WHAT IT MEANS: Maybe the 4% growth we saw in the second quarter will not be sustained, but that doesn’t mean growth will falter significantly in the near future. The Conference Board reported that its consumer confidence index rose in August to the highest level in nearly eighteen years. The details of the report were generally upbeat. A rising proportion of the respondents think business conditions are good and that it is getting easier to find a job. Actually, it is hard to understand why over twelve percent of the respondents still think jobs are hard to get, but that is a different story. The strong job market, coupled with improving expectations about the ability to find a job fed through into increased belief that income will rise. Still, just over twenty-five percent think they will see their incomes increase in the next six months, which is somewhat disconcerting. It shows that workers may think labor market conditions are strong but they still don’t expect to benefit from that situation. Unfortunately, if workers think their incomes will remain stagnant, they don’t tend to spend more.

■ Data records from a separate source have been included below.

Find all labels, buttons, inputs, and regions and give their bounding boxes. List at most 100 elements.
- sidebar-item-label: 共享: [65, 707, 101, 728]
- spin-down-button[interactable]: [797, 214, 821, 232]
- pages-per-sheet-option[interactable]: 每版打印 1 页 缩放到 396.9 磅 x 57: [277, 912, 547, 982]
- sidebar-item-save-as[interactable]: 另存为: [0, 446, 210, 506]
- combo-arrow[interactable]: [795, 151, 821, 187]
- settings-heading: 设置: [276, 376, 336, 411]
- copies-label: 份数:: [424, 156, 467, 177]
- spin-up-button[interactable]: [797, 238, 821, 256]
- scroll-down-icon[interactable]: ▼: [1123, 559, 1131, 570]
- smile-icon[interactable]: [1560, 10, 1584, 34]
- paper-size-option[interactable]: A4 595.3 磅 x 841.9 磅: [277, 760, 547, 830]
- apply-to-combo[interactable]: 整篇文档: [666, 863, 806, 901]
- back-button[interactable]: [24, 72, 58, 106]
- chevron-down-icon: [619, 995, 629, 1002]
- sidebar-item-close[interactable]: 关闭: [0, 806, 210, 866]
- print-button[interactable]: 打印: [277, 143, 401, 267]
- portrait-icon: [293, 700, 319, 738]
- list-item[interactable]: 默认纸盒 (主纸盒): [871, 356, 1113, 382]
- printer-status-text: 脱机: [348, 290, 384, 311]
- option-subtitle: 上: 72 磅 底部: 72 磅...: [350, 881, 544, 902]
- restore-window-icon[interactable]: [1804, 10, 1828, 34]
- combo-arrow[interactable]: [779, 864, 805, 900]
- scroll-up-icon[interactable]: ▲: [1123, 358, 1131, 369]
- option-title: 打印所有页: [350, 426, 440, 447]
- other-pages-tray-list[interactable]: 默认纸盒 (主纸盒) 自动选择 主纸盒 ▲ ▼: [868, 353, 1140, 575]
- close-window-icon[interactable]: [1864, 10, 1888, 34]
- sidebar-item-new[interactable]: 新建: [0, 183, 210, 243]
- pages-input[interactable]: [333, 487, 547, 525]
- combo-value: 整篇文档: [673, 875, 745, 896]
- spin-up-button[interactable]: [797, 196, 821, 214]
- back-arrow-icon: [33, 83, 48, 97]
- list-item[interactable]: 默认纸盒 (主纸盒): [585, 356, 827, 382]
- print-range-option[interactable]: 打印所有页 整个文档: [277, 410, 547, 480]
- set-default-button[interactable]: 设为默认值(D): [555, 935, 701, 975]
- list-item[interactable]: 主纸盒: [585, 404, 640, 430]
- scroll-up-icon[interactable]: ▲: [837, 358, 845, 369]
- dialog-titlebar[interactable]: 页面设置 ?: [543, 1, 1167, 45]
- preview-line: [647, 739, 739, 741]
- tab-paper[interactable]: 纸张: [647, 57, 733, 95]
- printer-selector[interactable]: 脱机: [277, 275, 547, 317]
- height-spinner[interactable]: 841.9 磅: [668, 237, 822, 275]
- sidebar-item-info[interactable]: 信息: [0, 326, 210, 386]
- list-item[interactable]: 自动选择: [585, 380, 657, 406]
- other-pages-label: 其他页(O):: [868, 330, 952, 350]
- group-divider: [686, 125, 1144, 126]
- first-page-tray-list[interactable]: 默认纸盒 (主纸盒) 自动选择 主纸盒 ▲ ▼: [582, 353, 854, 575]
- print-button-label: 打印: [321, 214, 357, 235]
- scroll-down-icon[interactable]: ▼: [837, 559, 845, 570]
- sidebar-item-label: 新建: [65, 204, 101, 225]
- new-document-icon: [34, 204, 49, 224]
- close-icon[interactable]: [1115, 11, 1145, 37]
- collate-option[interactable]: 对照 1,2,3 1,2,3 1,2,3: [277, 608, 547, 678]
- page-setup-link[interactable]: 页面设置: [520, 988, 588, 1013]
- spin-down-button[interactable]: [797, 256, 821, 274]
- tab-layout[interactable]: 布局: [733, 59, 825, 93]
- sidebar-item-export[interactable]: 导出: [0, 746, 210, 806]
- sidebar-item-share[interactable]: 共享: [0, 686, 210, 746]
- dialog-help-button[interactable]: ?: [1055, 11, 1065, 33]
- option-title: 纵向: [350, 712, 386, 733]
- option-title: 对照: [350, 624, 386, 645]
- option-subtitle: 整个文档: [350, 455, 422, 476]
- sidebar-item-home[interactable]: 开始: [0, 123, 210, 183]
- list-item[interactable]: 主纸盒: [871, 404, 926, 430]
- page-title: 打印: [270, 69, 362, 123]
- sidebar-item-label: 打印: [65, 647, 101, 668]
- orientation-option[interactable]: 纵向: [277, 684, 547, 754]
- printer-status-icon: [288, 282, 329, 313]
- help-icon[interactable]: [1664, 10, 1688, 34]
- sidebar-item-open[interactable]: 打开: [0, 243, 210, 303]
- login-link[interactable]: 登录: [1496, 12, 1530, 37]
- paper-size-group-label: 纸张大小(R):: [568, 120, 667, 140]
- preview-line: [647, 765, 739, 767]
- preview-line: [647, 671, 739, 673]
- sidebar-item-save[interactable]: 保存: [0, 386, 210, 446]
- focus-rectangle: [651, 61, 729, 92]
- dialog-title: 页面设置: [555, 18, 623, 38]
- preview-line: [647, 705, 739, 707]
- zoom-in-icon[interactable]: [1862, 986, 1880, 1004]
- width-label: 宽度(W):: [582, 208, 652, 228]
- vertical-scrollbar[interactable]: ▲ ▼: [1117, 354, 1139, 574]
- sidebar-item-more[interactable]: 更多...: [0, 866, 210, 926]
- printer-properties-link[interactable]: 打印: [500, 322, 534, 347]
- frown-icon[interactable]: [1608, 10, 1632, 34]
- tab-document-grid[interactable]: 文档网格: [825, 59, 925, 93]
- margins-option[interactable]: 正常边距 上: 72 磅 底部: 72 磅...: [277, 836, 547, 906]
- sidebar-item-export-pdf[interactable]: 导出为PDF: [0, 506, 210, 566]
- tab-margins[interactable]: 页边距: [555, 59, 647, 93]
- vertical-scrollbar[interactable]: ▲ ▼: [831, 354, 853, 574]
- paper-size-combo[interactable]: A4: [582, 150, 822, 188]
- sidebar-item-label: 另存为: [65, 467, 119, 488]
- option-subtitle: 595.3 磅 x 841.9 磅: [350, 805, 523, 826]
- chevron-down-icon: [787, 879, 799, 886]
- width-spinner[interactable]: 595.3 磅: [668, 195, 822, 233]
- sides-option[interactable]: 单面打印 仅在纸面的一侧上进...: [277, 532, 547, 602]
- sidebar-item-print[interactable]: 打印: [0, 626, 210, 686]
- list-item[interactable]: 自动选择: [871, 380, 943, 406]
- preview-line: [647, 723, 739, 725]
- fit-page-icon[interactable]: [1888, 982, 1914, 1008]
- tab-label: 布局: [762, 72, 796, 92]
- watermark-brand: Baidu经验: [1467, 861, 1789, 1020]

With housing sales ebbing, it should not be surprising that the surge in prices is fading as well. The S&P CoreLogic Case-Shiller national home price index rose modestly in June. Over the year, prices are still going up solidly, but it looks like the rate of gain may have peaked. As for metro areas, I guess gambling on housing remains fun as the fastest increase in prices over the year was in Las Vegas. Seattle and San Francisco are not that far behind, but the rise in costs in those two areas seems to moderating.
MARKETS AND FED POLICY IMPLICATIONS: As long as consumers are confident, and they really are right now, they will continue to spend money. So there is little reason to expect that the economy will falter the rest of the year. Something significant would have to happen to put the brakes on growth. But the question remains as to whether strong growth can be sustained. Workers are just not seeing wages rise and now there seems to be a growing trend toward promoting people without any salary bump. Boy, that sounds like a strange way to reward people. Congratulations, you did a great job, you now have more responsibility but your pay is the same. And businesspeople, economists and Fed members wonder why productivity is going nowhere. Do they really think that making people work more for the same pay creates an incentive to work harder? There was always a feedback between wages and productivity. If you worked harder and produced more, your pay increased. So why work harder if you don’t get paid more. Maybe I’m naïve, but I don’t think workers are dumb and are falling for the promotion trick. I think they just start looking for a way out. In any event, the high levels of confidence will likely be read as a positive for the economy. But the fact that relatively few workers think their pay will rise is something that should not be dismissed. It puts a damper on the willingness to spend.